A Method for Solving the Arc Trajectories of Industrial Robots Based on Spatial Analytical Geometry

技术领域technical field

本发明涉及工业机器人技术领域，特别涉及一种基于空间解析几何求解工业机器人中圆弧轨迹的方法。The invention relates to the technical field of industrial robots, in particular to a method for solving arc trajectories in industrial robots based on spatial analytic geometry.

背景技术Background technique

在工业机器人领域，一般都是采用示教方法进行轨迹规划。工业机器人示教过程主要包括将工业机器人移动到几个要求的目标点，并把这些目标点的位置记录下来，存储到控制系统的存储器中，然后根据目标点位置进行最优轨迹规划，定义相应的曲线轨迹类型及轨迹过程中对应的关节旋转速度。当定义的曲线轨迹是圆弧时，对于空间几何再结合实际通常做法来说，需要知道圆弧曲线轨迹的三个目标点：起点，中间点，终点。这样问题就体现到如何根据空间任意三点判断圆弧轨迹是否可以生成，现在技术一般做法，通过空间三点先求取圆弧圆心，再求圆半径等，而求圆心是圆弧轨迹生成的关键点。

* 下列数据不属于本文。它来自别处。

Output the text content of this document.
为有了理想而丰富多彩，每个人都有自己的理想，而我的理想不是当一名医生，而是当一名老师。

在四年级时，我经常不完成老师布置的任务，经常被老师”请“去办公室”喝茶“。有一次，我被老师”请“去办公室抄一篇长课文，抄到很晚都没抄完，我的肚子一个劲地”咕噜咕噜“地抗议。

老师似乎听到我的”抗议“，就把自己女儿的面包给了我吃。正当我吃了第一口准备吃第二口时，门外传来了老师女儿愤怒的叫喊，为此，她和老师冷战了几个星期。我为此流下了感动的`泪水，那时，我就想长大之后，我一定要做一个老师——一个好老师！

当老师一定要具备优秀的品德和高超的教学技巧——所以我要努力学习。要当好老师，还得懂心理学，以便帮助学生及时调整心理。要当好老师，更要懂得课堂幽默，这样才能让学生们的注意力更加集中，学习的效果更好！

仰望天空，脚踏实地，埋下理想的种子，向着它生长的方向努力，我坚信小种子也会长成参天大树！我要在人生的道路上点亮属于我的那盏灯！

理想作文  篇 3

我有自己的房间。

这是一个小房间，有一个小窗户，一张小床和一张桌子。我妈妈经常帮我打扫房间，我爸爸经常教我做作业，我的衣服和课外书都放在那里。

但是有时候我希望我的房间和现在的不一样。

一般来说空间解析几何求解比线性代数方程组求解更简单，计算量更小。In the field of industrial robots, the teaching method is generally used for trajectory planning. The teaching process of the industrial robot mainly includes moving the industrial robot to several required target points, recording the positions of these target points, storing them in the memory of the control system, and then planning the optimal trajectory according to the target point positions, defining the corresponding The type of curved trajectory and the corresponding joint rotation speed during the trajectory. When the defined curve trajectory is a circular arc, for the common practice of combining space geometry with practice, it is necessary to know three target points of the circular arc curve trajectory: the starting point, the middle point, and the end point. This problem is reflected in how to judge whether the arc trajectory can be generated according to any three points in space. The current general practice is to first calculate the center of the arc through three points in space, and then calculate the radius of the circle, etc., and the center of the circle is generated by the arc trajectory. key point. Generally speaking, solving spatial analytic geometry is simpler than solving linear algebraic equations, and the amount of calculation is smaller.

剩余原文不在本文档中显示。